Edward Kleinhammer (1919-2013) was an American orchestral bass trombonist and pedagogue, who was bass trombonist with the Chicago Symphony Orchestra from 1940 to 1983.

== Early life and education ==
Born in Chicago, Illinois, on August 31, 1919, Edward Kleinhammer started his musical training at age ten on violin and switched to trombone when he was fourteen. He attended the Carter Harrison Technical School on Chicago's south side. He studied trombone with David Anderson and Edward Geffert, both Chicago Symphony trombonists. In 1938 he joined the Chicago Civic Orchestra. In 1940, following a nationwide competition, he joined Leopold Stokowski's All-American Youth Orchestra.

==Career==

=== Chicago Symphony Orchestra ===
In 1940, at age 21, Kleinhammer auditioned for and was invited by Frederick Stock to play trombone and bass trombone with the Chicago Symphony Orchestra.
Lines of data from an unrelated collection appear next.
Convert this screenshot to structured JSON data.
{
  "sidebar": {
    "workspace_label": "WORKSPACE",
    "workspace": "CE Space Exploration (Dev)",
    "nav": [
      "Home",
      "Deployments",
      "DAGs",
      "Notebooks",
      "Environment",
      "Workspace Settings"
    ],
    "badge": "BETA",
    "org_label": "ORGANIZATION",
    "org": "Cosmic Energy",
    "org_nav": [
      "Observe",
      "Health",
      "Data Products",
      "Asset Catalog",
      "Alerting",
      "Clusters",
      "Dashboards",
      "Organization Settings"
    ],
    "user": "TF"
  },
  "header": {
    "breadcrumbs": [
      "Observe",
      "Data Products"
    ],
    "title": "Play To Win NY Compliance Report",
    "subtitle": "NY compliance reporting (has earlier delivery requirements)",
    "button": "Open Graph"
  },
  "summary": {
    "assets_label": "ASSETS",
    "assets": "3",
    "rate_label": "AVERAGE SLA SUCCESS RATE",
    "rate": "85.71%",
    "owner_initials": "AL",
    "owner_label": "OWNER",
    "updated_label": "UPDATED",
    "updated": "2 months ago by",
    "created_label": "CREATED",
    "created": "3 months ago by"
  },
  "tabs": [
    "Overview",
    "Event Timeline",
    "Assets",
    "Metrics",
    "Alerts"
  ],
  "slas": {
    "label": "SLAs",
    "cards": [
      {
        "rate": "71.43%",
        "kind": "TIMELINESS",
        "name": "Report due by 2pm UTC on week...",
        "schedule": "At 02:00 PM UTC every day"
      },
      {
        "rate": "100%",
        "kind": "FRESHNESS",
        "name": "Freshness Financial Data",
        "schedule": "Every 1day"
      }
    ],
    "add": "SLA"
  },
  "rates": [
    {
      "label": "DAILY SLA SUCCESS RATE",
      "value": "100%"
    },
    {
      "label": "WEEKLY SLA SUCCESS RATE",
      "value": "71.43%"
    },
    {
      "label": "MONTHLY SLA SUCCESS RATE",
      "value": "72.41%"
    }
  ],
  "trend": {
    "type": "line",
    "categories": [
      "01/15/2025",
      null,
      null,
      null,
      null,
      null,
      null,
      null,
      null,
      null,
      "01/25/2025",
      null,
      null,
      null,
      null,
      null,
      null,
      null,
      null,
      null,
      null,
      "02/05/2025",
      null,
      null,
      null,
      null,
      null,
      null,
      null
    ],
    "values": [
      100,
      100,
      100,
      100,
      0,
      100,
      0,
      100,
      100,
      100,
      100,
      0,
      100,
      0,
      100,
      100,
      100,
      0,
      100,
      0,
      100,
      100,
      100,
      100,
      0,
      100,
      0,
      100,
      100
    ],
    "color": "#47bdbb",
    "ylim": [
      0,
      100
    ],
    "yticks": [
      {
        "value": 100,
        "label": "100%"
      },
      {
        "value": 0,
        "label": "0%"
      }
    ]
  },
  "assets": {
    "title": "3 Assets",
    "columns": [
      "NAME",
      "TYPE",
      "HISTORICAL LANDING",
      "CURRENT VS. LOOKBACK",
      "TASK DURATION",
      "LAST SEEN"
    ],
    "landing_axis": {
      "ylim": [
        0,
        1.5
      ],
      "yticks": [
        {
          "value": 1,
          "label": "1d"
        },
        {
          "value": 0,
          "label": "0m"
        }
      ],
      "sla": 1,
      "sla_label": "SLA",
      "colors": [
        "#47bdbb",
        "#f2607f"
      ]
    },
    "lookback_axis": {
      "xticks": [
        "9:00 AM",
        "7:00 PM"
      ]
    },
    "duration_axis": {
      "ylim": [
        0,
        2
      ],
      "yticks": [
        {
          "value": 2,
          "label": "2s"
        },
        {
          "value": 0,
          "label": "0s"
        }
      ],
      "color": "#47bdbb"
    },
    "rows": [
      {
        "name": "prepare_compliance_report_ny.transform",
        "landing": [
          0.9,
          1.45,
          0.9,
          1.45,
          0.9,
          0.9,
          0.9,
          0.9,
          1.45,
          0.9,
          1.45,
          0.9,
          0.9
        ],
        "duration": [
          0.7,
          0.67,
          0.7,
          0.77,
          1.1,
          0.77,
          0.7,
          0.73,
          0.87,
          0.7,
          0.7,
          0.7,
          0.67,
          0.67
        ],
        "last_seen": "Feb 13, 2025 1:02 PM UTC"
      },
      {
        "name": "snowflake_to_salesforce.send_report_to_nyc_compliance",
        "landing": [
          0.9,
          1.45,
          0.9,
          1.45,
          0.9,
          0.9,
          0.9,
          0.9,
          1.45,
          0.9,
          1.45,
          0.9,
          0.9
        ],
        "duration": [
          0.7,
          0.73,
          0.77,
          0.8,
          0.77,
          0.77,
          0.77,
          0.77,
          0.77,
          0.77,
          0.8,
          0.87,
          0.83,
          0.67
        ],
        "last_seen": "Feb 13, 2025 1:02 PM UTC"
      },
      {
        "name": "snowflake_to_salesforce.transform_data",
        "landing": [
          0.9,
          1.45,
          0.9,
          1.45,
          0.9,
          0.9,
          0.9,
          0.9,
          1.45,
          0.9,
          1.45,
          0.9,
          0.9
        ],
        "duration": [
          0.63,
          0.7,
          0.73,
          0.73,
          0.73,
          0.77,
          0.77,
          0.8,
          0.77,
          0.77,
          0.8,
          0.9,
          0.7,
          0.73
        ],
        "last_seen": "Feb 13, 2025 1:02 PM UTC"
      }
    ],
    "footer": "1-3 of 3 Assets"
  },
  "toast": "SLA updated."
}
A member of the Chicago Symphony brass section for forty-five years, Kleinhammer served under seven music directors: Stock, Desire Defauw, Artur Rodzinski, Fritz Reiner, Jean Martinon and Sir Georg Solti. He can be heard on hundreds of recordings of the Chicago Symphony recorded during his tenure. Upon his retirement, the Chicago Symphony Orchestra awarded Kleinhammer the Theodore Thomas Medallion for Distinguished Service. Jay Friedman, former Principal Trombonist of the Chicago Symphony said of Kleinhammer:

 “What a joy it is to work with Ed; he is the most conscientious musician I have ever met. He is a fanatic about practicing. He arrives hours before rehearsals and concerts to make sure his preparation is as good as it can be. Because his personal standards of playing and conduct are so high, Ed never tries to compete with anyone but himself. He is humble about his own talents and generous in praising others.... There was only one way he could be a musician, and that was by giving 110 percent of himself.” — Jay Friedman, principal trombone of the CSO in 1985.

=== Military service ===
During World War II, Kleinhammer interrupted his Chicago Symphony service, to serve with the United States Army. From June 1942 until August 1945, he served with the 447th Army Air Forces Band.

=== Pedagogue and development of the modern bass trombone ===
A master performer and teacher, Kleinhammer taught in his studio located in the Fine Arts Building on Michigan Avenue, Chicago. He inspired hundreds of trombone players, many of whom went on to their own professional careers with leading symphony orchestras. In 1963, he wrote the seminal trombone method book, The Art of Trombone Playing, published by Summy-Birchard. The work was expanded in 1985 with the publication of Mastering the Trombone, a book he co-authored with Douglas Yeo, a former student and retired bass trombonist with the Boston Symphony Orchestra. Kleinhammer invented and developed the optional E attachment for bass trombone, manufactured by the Frank Holton company, that extended the lower range of the instrument.

The Edward Kleinhammer Orchestral Bass Trombone Competition is named in his honor.

== Death ==
At age 94, Kleinhammer died on November 30, 2013 in his home in Hayward Wisconsin. His wife, Dessie, survived him.